Veterans are missing out on billions in VA loan benefits

by Jonathan Delozier

Tens of thousands of veterans are missing out on the benefits of U.S. Department of Veterans Affairs (VA) home loans each year, with billions of dollars in potential mortgage volume left untapped, according to a new analysis from Veterans United Home Loans.

The report found that more than 58,000 VA loans went unused in 2024, representing nearly $28 billion in potential loan volume.

The analysis compared how often veterans use their VA home loan benefits across local housing markets versus the national level while adjusting for each metro’s veteran population.

Despite the VA loan’s increased popularity since the Great Recession, the report found that usage remains inconsistent and, in many markets, disproportionately low.

“Even in some of the country’s most competitive and expensive housing markets, thousands of veterans might be missing out on the advantages of this benefit,” said Chris Birk, vice president of mortgage insight at Veterans United Home Loans.

“Our study underscores the need for greater awareness of the benefits of the VA loan. A stronger focus on education and access could make a meaningful difference for veterans and their families.”

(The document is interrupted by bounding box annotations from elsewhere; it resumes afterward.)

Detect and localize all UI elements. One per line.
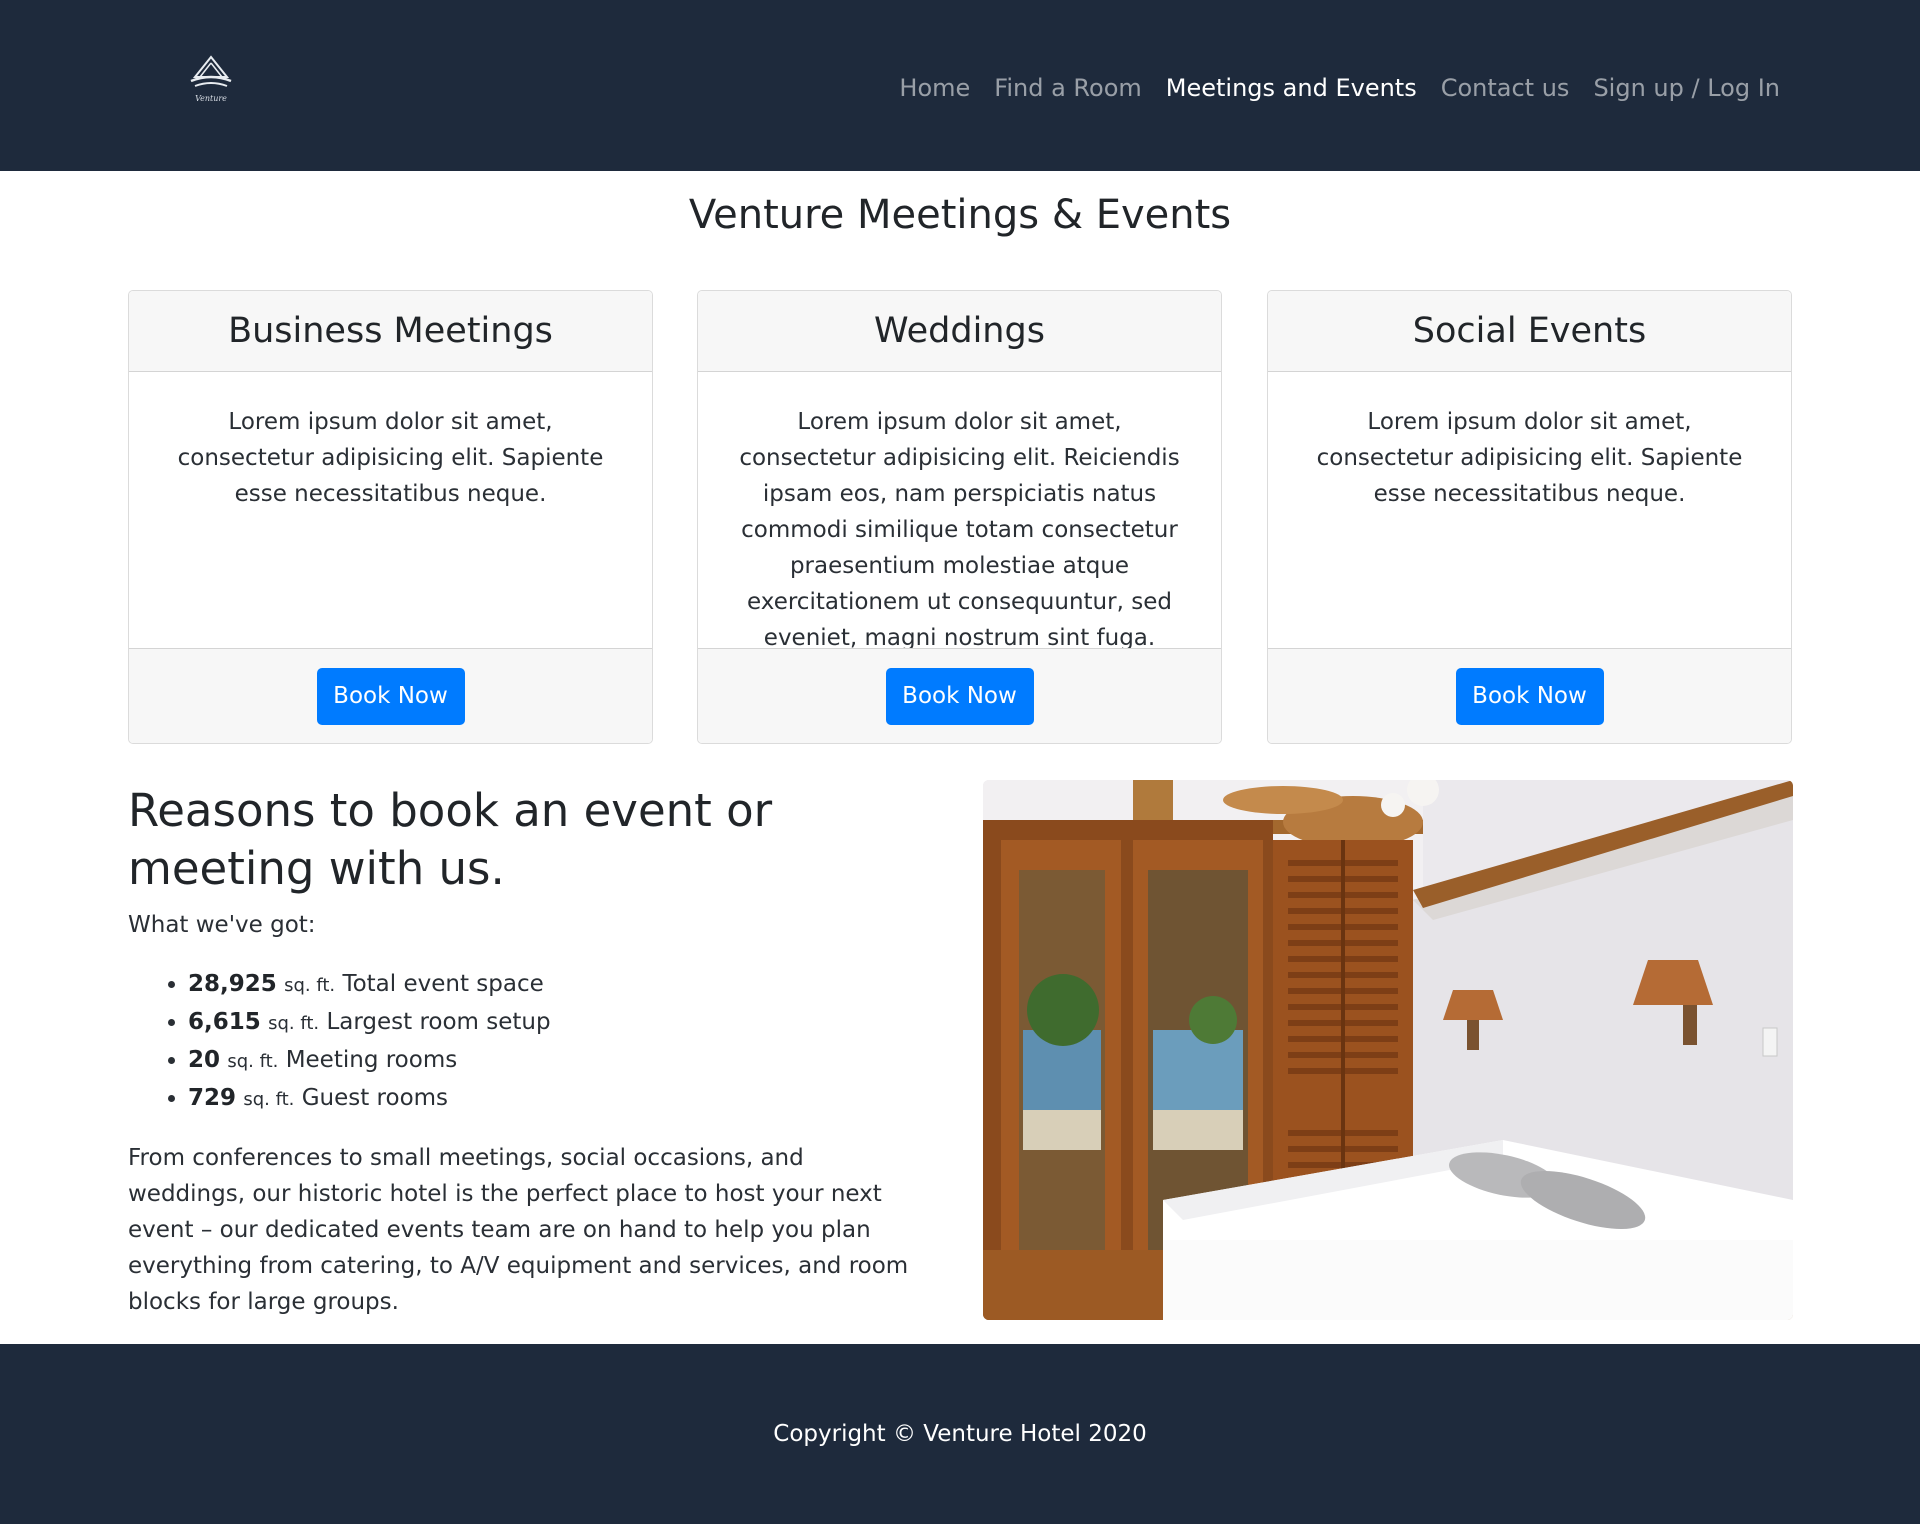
- stat-label: Guest rooms: [301, 1085, 449, 1111]
- list-item: 20 sq. ft. Meeting rooms: [188, 1042, 928, 1080]
- reasons-intro: What we've got:: [128, 912, 316, 938]
- stat-label: Largest room setup: [326, 1009, 551, 1035]
- hotel-room-illustration: [983, 780, 1793, 1320]
- main-nav: Home Find a Room Meetings and Events Con…: [899, 70, 1780, 106]
- stat-label: Total event space: [342, 971, 544, 997]
- site-footer: Copyright © Venture Hotel 2020: [0, 1344, 1920, 1524]
- card-footer: Book Now: [129, 648, 652, 743]
- nav-find-a-room[interactable]: Find a Room: [994, 74, 1141, 102]
- card-business-meetings: Business Meetings Lorem ipsum dolor sit …: [128, 290, 653, 744]
- book-now-button[interactable]: Book Now: [885, 667, 1034, 725]
- venture-logo[interactable]: Venture: [185, 55, 237, 111]
- stat-unit: sq. ft.: [243, 1089, 295, 1110]
- card-title: Business Meetings: [129, 291, 652, 372]
- top-navbar: Venture Home Find a Room Meetings and Ev…: [0, 0, 1920, 171]
- stats-list: 28,925 sq. ft. Total event space 6,615 s…: [128, 966, 928, 1118]
- reasons-description: From conferences to small meetings, soci…: [128, 1145, 909, 1315]
- card-text: Lorem ipsum dolor sit amet, consectetur …: [177, 409, 604, 507]
- stat-unit: sq. ft.: [268, 1013, 320, 1034]
- card-text: Lorem ipsum dolor sit amet, consectetur …: [739, 409, 1180, 651]
- card-footer: Book Now: [698, 648, 1221, 743]
- stat-value: 729: [188, 1085, 237, 1111]
- card-text: Lorem ipsum dolor sit amet, consectetur …: [1316, 409, 1743, 507]
- stat-unit: sq. ft.: [227, 1051, 279, 1072]
- card-weddings: Weddings Lorem ipsum dolor sit amet, con…: [697, 290, 1222, 744]
- book-now-button[interactable]: Book Now: [316, 667, 465, 725]
- logo-wordmark: Venture: [195, 94, 227, 103]
- nav-meetings-and-events[interactable]: Meetings and Events: [1166, 74, 1417, 102]
- card-title: Social Events: [1268, 291, 1791, 372]
- nav-sign-up-log-in[interactable]: Sign up / Log In: [1593, 74, 1780, 102]
- book-now-button[interactable]: Book Now: [1455, 667, 1604, 725]
- stat-value: 28,925: [188, 971, 277, 997]
- card-footer: Book Now: [1268, 648, 1791, 743]
- list-item: 6,615 sq. ft. Largest room setup: [188, 1004, 928, 1042]
- copyright-text: Copyright © Venture Hotel 2020: [773, 1421, 1147, 1447]
- page-title: Venture Meetings & Events: [688, 192, 1232, 238]
- nav-home[interactable]: Home: [899, 74, 970, 102]
- list-item: 729 sq. ft. Guest rooms: [188, 1080, 928, 1118]
- venture-logo-icon: [190, 55, 232, 87]
- nav-contact-us[interactable]: Contact us: [1441, 74, 1570, 102]
- stat-value: 6,615: [188, 1009, 261, 1035]
- hotel-room-photo: [983, 780, 1793, 1320]
- stat-label: Meeting rooms: [285, 1047, 458, 1073]
- list-item: 28,925 sq. ft. Total event space: [188, 966, 928, 1004]
- reasons-heading: Reasons to book an event or meeting with…: [128, 784, 773, 895]
- card-social-events: Social Events Lorem ipsum dolor sit amet…: [1267, 290, 1792, 744]
- stat-value: 20: [188, 1047, 221, 1073]
- card-title: Weddings: [698, 291, 1221, 372]
- stat-unit: sq. ft.: [284, 975, 336, 996]
- reasons-section: Reasons to book an event or meeting with…: [128, 782, 928, 1320]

High-cost markets lead in missed opportunities

The metros with the greatest underutilization of VA loans were Barnstable Town, Massachusetts; San Jose; and Naples, Florida.

The report said these areas share similar characteristics, such as high home prices, elevated median incomes and smaller veteran populations — a combination that can make homes less affordable and the VA loan program less visible to both buyers and real estate professionals.

In many of these markets, household incomes exceed the national median of $65,044, while listing prices far outpace the national median of $342,000. This imbalance can limit a veteran’s ability to compete with conventional buyers, Realtor.com said.

Metropolitan areas such as New York, Los Angeles and Boston each exceeded $1 billion in lost VA loan volume, according to estimates.

These higher-cost markets already face affordability challenges, amplifying the potential impact of unused VA loan benefits.

Lower-cost markets also affected

Not all of the underutilized markets are expensive coastal cities.

Smaller, lower-cost metros such as Glens Falls, New York; Lancaster, Pennsylvania; and Waterloo, Iowa, also ranked among the top 25 for missed VA loan opportunities.

Analysts attributed this to smaller veteran populations and lower overall loan volumes, which can lead to fewer local lenders and agents who are familiar with VA loan processes.

Nationally, VA loans accounted for about 10% to 12% of the mortgage market in recent years, but that figure dropped to about 8% in 2024, according to federal Home Mortgage Disclosure Act data.

Rising mortgage rates and reduced affordability were major factors cited in the decline.

Misconceptions persist

The analysis also pointed to lingering misconceptions about VA loans, particularly in competitive markets where sellers often prefer fast, conventional financing.

Some veterans may avoid using the VA benefit out of concern that sellers or agents view it as a more complicated process.

The report noted that VA loans offer significant advantages — including no required down payment and no private mortgage insurance.

Sellers can also pay all buyer closing costs and contribute up to 4% in concessions, while typical closing timelines match those of conventional loans when VA-specific steps are completed early.